For the last two years, the animals have been pushed out of their habitat by new development and into the Magnolia Bay community. The residents are doing everything they can to keep the pigs out.
"You don’t want to see them. Bears are cute. Pigs, no," said Joe Stokes.
The grass on Joe Stokes's property has been ripped up and tossed around by some wild hogs. About 25 yards of his front lawn were destroyed by their snouts in search of food.
This incident happened around Christmas when he spotted two adults and four piglets on his home security camera.
"I can’t say that I was surprised because it’s been happening kind of often, but it kind of stinks that it’s your lawn," said David Miller.

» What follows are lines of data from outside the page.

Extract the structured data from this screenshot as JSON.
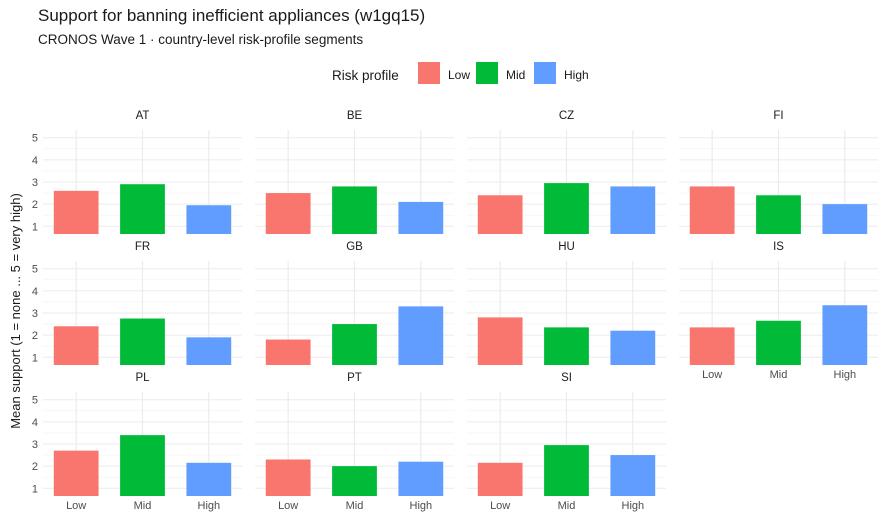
{
  "chart_data": {
    "type": "bar",
    "title": "Support for banning inefficient appliances  (w1gq15)",
    "subtitle": "CRONOS Wave 1 · country-level risk-profile segments",
    "ylabel": "Mean support (1 = none ... 5 = very high)",
    "xlabel": "",
    "categories": [
      "Low",
      "Mid",
      "High"
    ],
    "ylim": [
      1,
      5
    ],
    "yticks": [
      1,
      2,
      3,
      4,
      5
    ],
    "grid": true,
    "legend": {
      "title": "Risk profile",
      "position": "top",
      "entries": [
        {
          "label": "Low",
          "color": "#F8766D"
        },
        {
          "label": "Mid",
          "color": "#00BA38"
        },
        {
          "label": "High",
          "color": "#619CFF"
        }
      ]
    },
    "panels": [
      {
        "name": "AT",
        "values": [
          2.6,
          2.9,
          1.95
        ]
      },
      {
        "name": "BE",
        "values": [
          2.5,
          2.8,
          2.1
        ]
      },
      {
        "name": "CZ",
        "values": [
          2.4,
          2.95,
          2.8
        ]
      },
      {
        "name": "FI",
        "values": [
          2.8,
          2.4,
          2.0
        ]
      },
      {
        "name": "FR",
        "values": [
          2.4,
          2.75,
          1.9
        ]
      },
      {
        "name": "GB",
        "values": [
          1.8,
          2.5,
          3.3
        ]
      },
      {
        "name": "HU",
        "values": [
          2.8,
          2.35,
          2.2
        ]
      },
      {
        "name": "IS",
        "values": [
          2.35,
          2.65,
          3.35
        ]
      },
      {
        "name": "PL",
        "values": [
          2.7,
          3.4,
          2.15
        ]
      },
      {
        "name": "PT",
        "values": [
          2.3,
          2.0,
          2.2
        ]
      },
      {
        "name": "SI",
        "values": [
          2.15,
          2.95,
          2.5
        ]
      }
    ]
  }
}
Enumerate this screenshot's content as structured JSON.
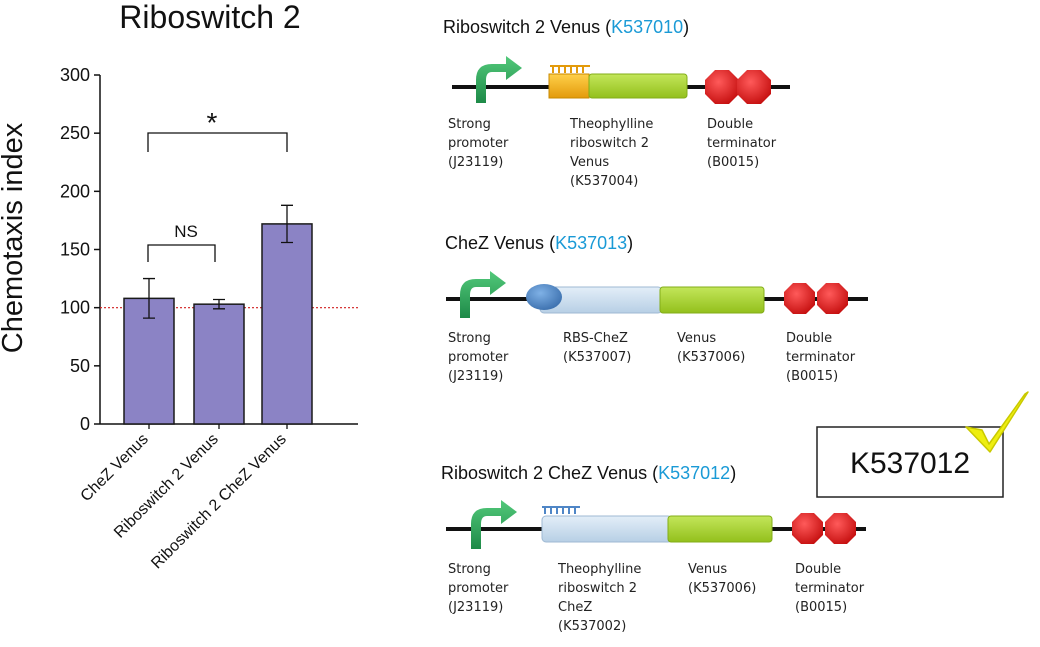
{
  "chart_data": {
    "type": "bar",
    "title": "Riboswitch 2",
    "ylabel": "Chemotaxis index",
    "xlabel": "",
    "ylim": [
      0,
      300
    ],
    "yticks": [
      "0",
      "50",
      "100",
      "150",
      "200",
      "250",
      "300"
    ],
    "categories": [
      "CheZ Venus",
      "Riboswitch 2 Venus",
      "Riboswitch 2 CheZ Venus"
    ],
    "values": [
      108,
      103,
      172
    ],
    "errors": [
      17,
      4,
      16
    ],
    "bar_color": "#8b83c5",
    "reference_line": {
      "value": 100,
      "style": "dotted",
      "color": "#d11f1f"
    },
    "grid": false,
    "annotations": [
      {
        "label": "*",
        "between": [
          0,
          2
        ]
      },
      {
        "label": "NS",
        "between": [
          0,
          1
        ]
      }
    ]
  },
  "constructs": [
    {
      "title": "Riboswitch 2 Venus (",
      "id": "K537010",
      "title_end": ")",
      "parts": [
        {
          "lines": [
            "Strong",
            "promoter",
            "(J23119)"
          ]
        },
        {
          "lines": [
            "Theophylline",
            "riboswitch 2",
            "Venus",
            "(K537004)"
          ]
        },
        {
          "lines": [
            "Double",
            "terminator",
            "(B0015)"
          ]
        }
      ]
    },
    {
      "title": "CheZ Venus (",
      "id": "K537013",
      "title_end": ")",
      "parts": [
        {
          "lines": [
            "Strong",
            "promoter",
            "(J23119)"
          ]
        },
        {
          "lines": [
            "RBS-CheZ",
            "(K537007)"
          ]
        },
        {
          "lines": [
            "Venus",
            "(K537006)"
          ]
        },
        {
          "lines": [
            "Double",
            "terminator",
            "(B0015)"
          ]
        }
      ]
    },
    {
      "title": "Riboswitch 2 CheZ Venus (",
      "id": "K537012",
      "title_end": ")",
      "parts": [
        {
          "lines": [
            "Strong",
            "promoter",
            "(J23119)"
          ]
        },
        {
          "lines": [
            "Theophylline",
            "riboswitch 2",
            "CheZ",
            "(K537002)"
          ]
        },
        {
          "lines": [
            "Venus",
            "(K537006)"
          ]
        },
        {
          "lines": [
            "Double",
            "terminator",
            "(B0015)"
          ]
        }
      ]
    }
  ],
  "callout": {
    "text": "K537012"
  },
  "colors": {
    "promoter": "#2aa65a",
    "riboswitch_yellow": "#f2b01e",
    "riboswitch_blue": "#5b8fc9",
    "rbs": "#4f86c6",
    "chez": "#c9dcec",
    "venus": "#a6d12c",
    "terminator": "#e02020",
    "check": "#e6e600"
  }
}
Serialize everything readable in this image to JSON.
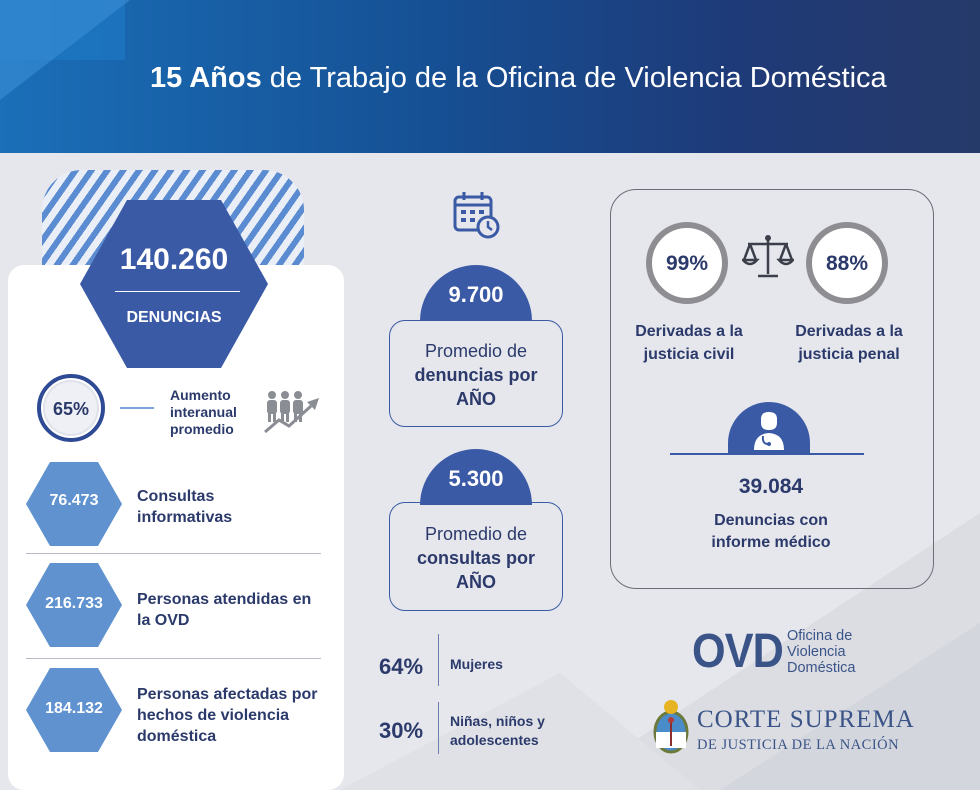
{
  "header": {
    "title_bold": "15 Años",
    "title_rest": " de Trabajo de la Oficina de Violencia Doméstica"
  },
  "left": {
    "big_value": "140.260",
    "big_label": "DENUNCIAS",
    "growth_pct": "65%",
    "growth_label": "Aumento interanual promedio",
    "stats": [
      {
        "value": "76.473",
        "label": "Consultas informativas"
      },
      {
        "value": "216.733",
        "label": "Personas atendidas en la OVD"
      },
      {
        "value": "184.132",
        "label": "Personas afectadas por hechos de violencia doméstica"
      }
    ]
  },
  "middle": {
    "avg_denuncias": {
      "value": "9.700",
      "pre": "Promedio de",
      "bold": "denuncias por AÑO"
    },
    "avg_consultas": {
      "value": "5.300",
      "pre": "Promedio de",
      "bold": "consultas por AÑO"
    },
    "breakdown": [
      {
        "pct": "64%",
        "label": "Mujeres"
      },
      {
        "pct": "30%",
        "label": "Niñas, niños y adolescentes"
      }
    ]
  },
  "right": {
    "civil": {
      "pct": "99%",
      "label": "Derivadas a la justicia civil"
    },
    "penal": {
      "pct": "88%",
      "label": "Derivadas a la justicia penal"
    },
    "medical_value": "39.084",
    "medical_label": "Denuncias con informe médico"
  },
  "logos": {
    "ovd_mark": "OVD",
    "ovd_text": [
      "Oficina de",
      "Violencia",
      "Doméstica"
    ],
    "cs_line1": "CORTE SUPREMA",
    "cs_line2": "DE JUSTICIA DE LA NACIÓN"
  },
  "colors": {
    "primary": "#3b5aa6",
    "light_hex": "#5f92cf",
    "text": "#2b3a6b"
  }
}
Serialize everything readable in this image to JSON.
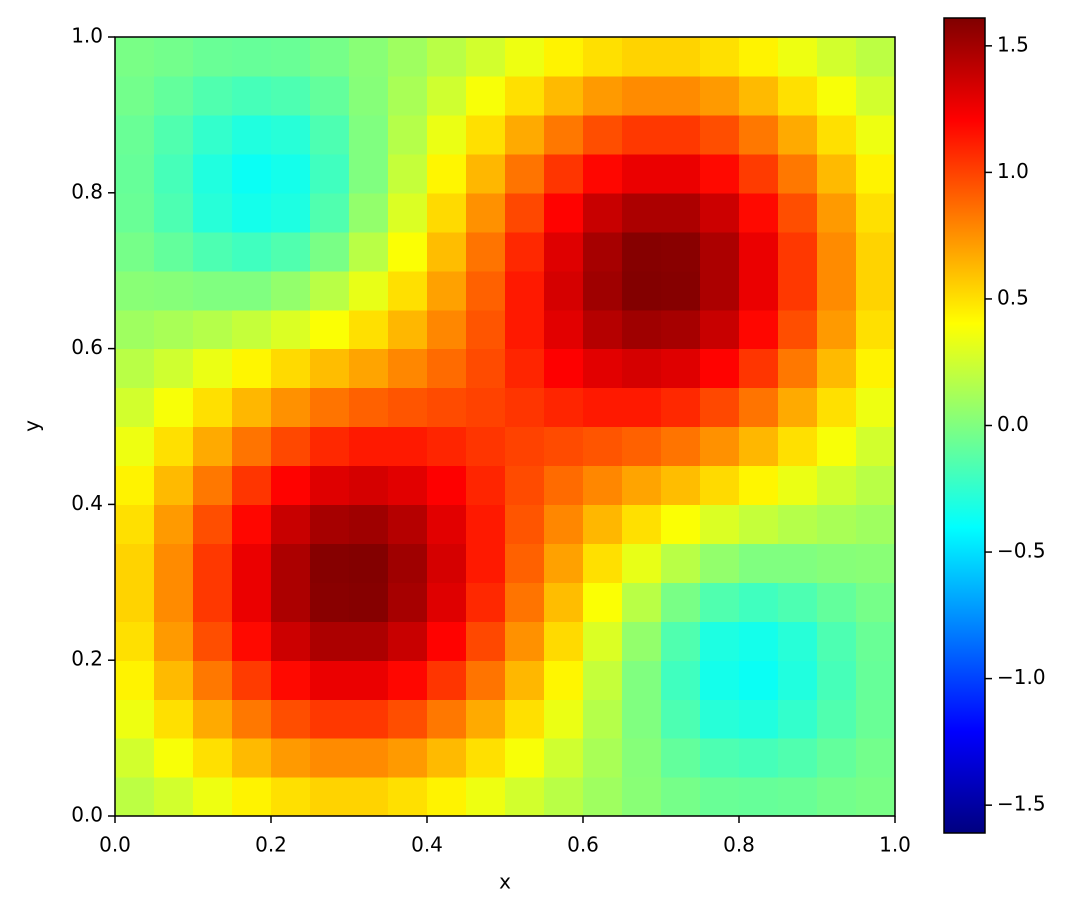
{
  "chart_data": {
    "type": "heatmap",
    "xlabel": "x",
    "ylabel": "y",
    "x": [
      0.025,
      0.075,
      0.125,
      0.175,
      0.225,
      0.275,
      0.325,
      0.375,
      0.425,
      0.475,
      0.525,
      0.575,
      0.625,
      0.675,
      0.725,
      0.775,
      0.825,
      0.875,
      0.925,
      0.975
    ],
    "y": [
      0.025,
      0.075,
      0.125,
      0.175,
      0.225,
      0.275,
      0.325,
      0.375,
      0.425,
      0.475,
      0.525,
      0.575,
      0.625,
      0.675,
      0.725,
      0.775,
      0.825,
      0.875,
      0.925,
      0.975
    ],
    "z": [
      [
        0.19,
        0.26,
        0.35,
        0.44,
        0.5,
        0.54,
        0.54,
        0.5,
        0.44,
        0.35,
        0.26,
        0.18,
        0.1,
        0.03,
        -0.03,
        -0.07,
        -0.08,
        -0.07,
        -0.04,
        -0.02
      ],
      [
        0.26,
        0.38,
        0.5,
        0.62,
        0.72,
        0.77,
        0.77,
        0.72,
        0.62,
        0.5,
        0.38,
        0.25,
        0.13,
        0.02,
        -0.09,
        -0.16,
        -0.18,
        -0.15,
        -0.09,
        -0.04
      ],
      [
        0.35,
        0.5,
        0.67,
        0.83,
        0.96,
        1.03,
        1.03,
        0.96,
        0.83,
        0.67,
        0.5,
        0.34,
        0.17,
        0,
        -0.16,
        -0.28,
        -0.3,
        -0.24,
        -0.15,
        -0.07
      ],
      [
        0.44,
        0.62,
        0.83,
        1.02,
        1.18,
        1.27,
        1.27,
        1.19,
        1.04,
        0.84,
        0.63,
        0.43,
        0.22,
        0,
        -0.2,
        -0.34,
        -0.37,
        -0.3,
        -0.18,
        -0.08
      ],
      [
        0.5,
        0.72,
        0.96,
        1.18,
        1.37,
        1.47,
        1.47,
        1.38,
        1.2,
        0.98,
        0.75,
        0.52,
        0.29,
        0.06,
        -0.15,
        -0.31,
        -0.34,
        -0.28,
        -0.16,
        -0.07
      ],
      [
        0.54,
        0.77,
        1.03,
        1.27,
        1.47,
        1.58,
        1.59,
        1.49,
        1.31,
        1.08,
        0.84,
        0.61,
        0.39,
        0.18,
        -0.02,
        -0.15,
        -0.2,
        -0.16,
        -0.09,
        -0.03
      ],
      [
        0.54,
        0.77,
        1.03,
        1.27,
        1.47,
        1.59,
        1.6,
        1.51,
        1.34,
        1.13,
        0.9,
        0.7,
        0.5,
        0.33,
        0.18,
        0.06,
        0,
        0,
        0.02,
        0.03
      ],
      [
        0.5,
        0.72,
        0.96,
        1.19,
        1.38,
        1.49,
        1.51,
        1.44,
        1.3,
        1.13,
        0.94,
        0.78,
        0.63,
        0.5,
        0.39,
        0.29,
        0.22,
        0.17,
        0.13,
        0.1
      ],
      [
        0.44,
        0.62,
        0.83,
        1.04,
        1.2,
        1.31,
        1.34,
        1.3,
        1.21,
        1.09,
        0.97,
        0.87,
        0.78,
        0.69,
        0.61,
        0.52,
        0.43,
        0.34,
        0.25,
        0.18
      ],
      [
        0.35,
        0.5,
        0.67,
        0.84,
        0.98,
        1.08,
        1.13,
        1.13,
        1.09,
        1.04,
        1.0,
        0.97,
        0.94,
        0.9,
        0.84,
        0.75,
        0.63,
        0.5,
        0.38,
        0.26
      ],
      [
        0.26,
        0.38,
        0.5,
        0.63,
        0.75,
        0.84,
        0.9,
        0.94,
        0.97,
        1.0,
        1.04,
        1.09,
        1.13,
        1.13,
        1.08,
        0.98,
        0.84,
        0.67,
        0.5,
        0.35
      ],
      [
        0.18,
        0.25,
        0.34,
        0.43,
        0.52,
        0.61,
        0.69,
        0.78,
        0.87,
        0.97,
        1.09,
        1.21,
        1.3,
        1.34,
        1.31,
        1.2,
        1.04,
        0.83,
        0.62,
        0.44
      ],
      [
        0.1,
        0.13,
        0.17,
        0.22,
        0.29,
        0.39,
        0.5,
        0.63,
        0.78,
        0.94,
        1.13,
        1.3,
        1.44,
        1.51,
        1.49,
        1.38,
        1.19,
        0.96,
        0.72,
        0.5
      ],
      [
        0.03,
        0.02,
        0,
        0,
        0.06,
        0.18,
        0.33,
        0.5,
        0.7,
        0.9,
        1.13,
        1.34,
        1.51,
        1.6,
        1.59,
        1.47,
        1.27,
        1.03,
        0.77,
        0.54
      ],
      [
        -0.03,
        -0.09,
        -0.16,
        -0.2,
        -0.15,
        -0.02,
        0.18,
        0.39,
        0.61,
        0.84,
        1.08,
        1.31,
        1.49,
        1.59,
        1.58,
        1.47,
        1.27,
        1.03,
        0.77,
        0.54
      ],
      [
        -0.07,
        -0.16,
        -0.28,
        -0.34,
        -0.31,
        -0.15,
        0.06,
        0.29,
        0.52,
        0.75,
        0.98,
        1.2,
        1.38,
        1.47,
        1.47,
        1.37,
        1.18,
        0.96,
        0.72,
        0.5
      ],
      [
        -0.08,
        -0.18,
        -0.3,
        -0.37,
        -0.34,
        -0.2,
        0,
        0.22,
        0.43,
        0.63,
        0.84,
        1.04,
        1.19,
        1.27,
        1.27,
        1.18,
        1.02,
        0.83,
        0.62,
        0.44
      ],
      [
        -0.07,
        -0.15,
        -0.24,
        -0.3,
        -0.28,
        -0.16,
        0,
        0.17,
        0.34,
        0.5,
        0.67,
        0.83,
        0.96,
        1.03,
        1.03,
        0.96,
        0.83,
        0.67,
        0.5,
        0.35
      ],
      [
        -0.04,
        -0.09,
        -0.15,
        -0.18,
        -0.16,
        -0.09,
        0.02,
        0.13,
        0.25,
        0.38,
        0.5,
        0.62,
        0.72,
        0.77,
        0.77,
        0.72,
        0.62,
        0.5,
        0.38,
        0.26
      ],
      [
        -0.02,
        -0.04,
        -0.07,
        -0.08,
        -0.07,
        -0.03,
        0.03,
        0.1,
        0.18,
        0.26,
        0.35,
        0.44,
        0.5,
        0.54,
        0.54,
        0.5,
        0.44,
        0.35,
        0.26,
        0.19
      ]
    ],
    "xlim": [
      0,
      1
    ],
    "ylim": [
      0,
      1
    ],
    "xticks": [
      {
        "value": 0,
        "label": "0.0"
      },
      0.2,
      0.4,
      0.6,
      0.8,
      {
        "value": 1,
        "label": "1.0"
      }
    ],
    "yticks": [
      {
        "value": 0,
        "label": "0.0"
      },
      0.2,
      0.4,
      0.6,
      0.8,
      {
        "value": 1,
        "label": "1.0"
      }
    ],
    "colormap": "jet",
    "clim": [
      -1.61,
      1.61
    ],
    "cticks": [
      {
        "value": -1.5,
        "label": "−1.5"
      },
      {
        "value": -1,
        "label": "−1.0"
      },
      {
        "value": -0.5,
        "label": "−0.5"
      },
      {
        "value": 0,
        "label": "0.0"
      },
      0.5,
      {
        "value": 1,
        "label": "1.0"
      },
      1.5
    ]
  }
}
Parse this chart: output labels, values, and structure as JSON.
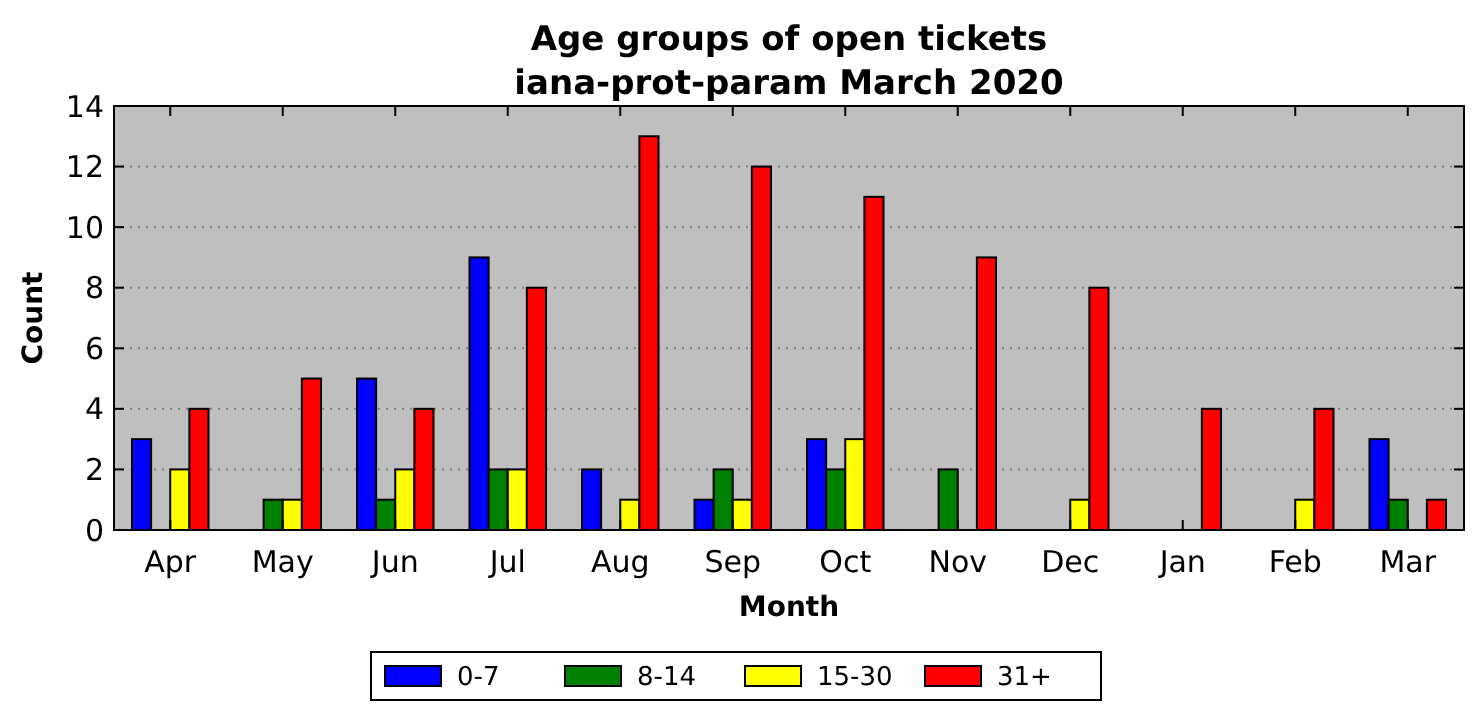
{
  "chart_data": {
    "type": "bar",
    "title": "Age groups of open tickets\niana-prot-param March 2020",
    "xlabel": "Month",
    "ylabel": "Count",
    "categories": [
      "Apr",
      "May",
      "Jun",
      "Jul",
      "Aug",
      "Sep",
      "Oct",
      "Nov",
      "Dec",
      "Jan",
      "Feb",
      "Mar"
    ],
    "series": [
      {
        "name": "0-7",
        "color": "#0000ff",
        "values": [
          3,
          0,
          5,
          9,
          2,
          1,
          3,
          0,
          0,
          0,
          0,
          3
        ]
      },
      {
        "name": "8-14",
        "color": "#008000",
        "values": [
          0,
          1,
          1,
          2,
          0,
          2,
          2,
          2,
          0,
          0,
          0,
          1
        ]
      },
      {
        "name": "15-30",
        "color": "#ffff00",
        "values": [
          2,
          1,
          2,
          2,
          1,
          1,
          3,
          0,
          1,
          0,
          1,
          0
        ]
      },
      {
        "name": "31+",
        "color": "#ff0000",
        "values": [
          4,
          5,
          4,
          8,
          13,
          12,
          11,
          9,
          8,
          4,
          4,
          1
        ]
      }
    ],
    "ylim": [
      0,
      14
    ],
    "yticks": [
      0,
      2,
      4,
      6,
      8,
      10,
      12,
      14
    ],
    "grid": "y",
    "legend": "bottom"
  }
}
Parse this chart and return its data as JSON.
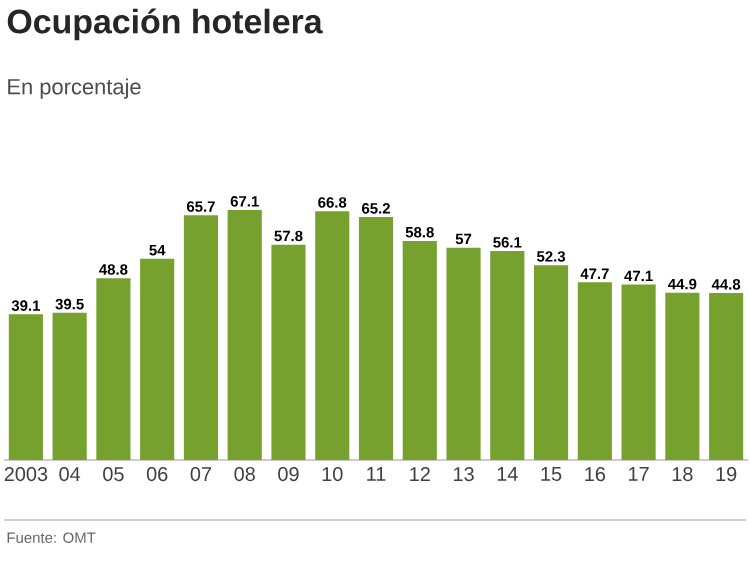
{
  "chart_data": {
    "type": "bar",
    "title": "Ocupación hotelera",
    "subtitle": "En porcentaje",
    "categories": [
      "2003",
      "04",
      "05",
      "06",
      "07",
      "08",
      "09",
      "10",
      "11",
      "12",
      "13",
      "14",
      "15",
      "16",
      "17",
      "18",
      "19"
    ],
    "values": [
      39.1,
      39.5,
      48.8,
      54,
      65.7,
      67.1,
      57.8,
      66.8,
      65.2,
      58.8,
      57,
      56.1,
      52.3,
      47.7,
      47.1,
      44.9,
      44.8
    ],
    "value_labels": [
      "39.1",
      "39.5",
      "48.8",
      "54",
      "65.7",
      "67.1",
      "57.8",
      "66.8",
      "65.2",
      "58.8",
      "57",
      "56.1",
      "52.3",
      "47.7",
      "47.1",
      "44.9",
      "44.8"
    ],
    "color": "#76a12e",
    "tick_labels": "x",
    "grid": false,
    "annotations": [
      "Fuente: OMT"
    ]
  }
}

Stokes’s neighbor David Miller said the hogs have been a problem for the last couple of years and in recent months have become more active.
"We saw three adults and four or five piglets right up by the front gate, and they just snuck right into these woods back here, and I just thought to myself it’s only a matter of time and here we are," said Miller.
Neighbors claim the hogs started to show up when nearby woods were cleared for home development. The Magnolia Bay community HOA has been working closely with the development to come up with a solution. The HOA even hired trappers.
"You wouldn’t think that there’s a lot of hogs in a lot of places, but there’s a lot of hogs everywhere," said Gavin Dasher.
Gavin Dasher of A limb Above Tree Services also traps hogs. He came out to the property about four or five times and captured at least 11 hogs. While that stopped the hogs for a few months, he believes they will be back.
"If he was there before he’s going to go back to that spot because there is something to eat," said Dasher.
Dasher says when they capture hogs they bring them to a hunting ground or donate them to people to eat.
As for Magnolia Bay, the HOA is close to acquiring a permit to build a fence around the property which the Florida Fish ad Wildlife Conservation Commission agrees is the best way to keep out the invasive beasts. The homeowners said they will fix their lawn once they are sure the hogs won’t be coming back.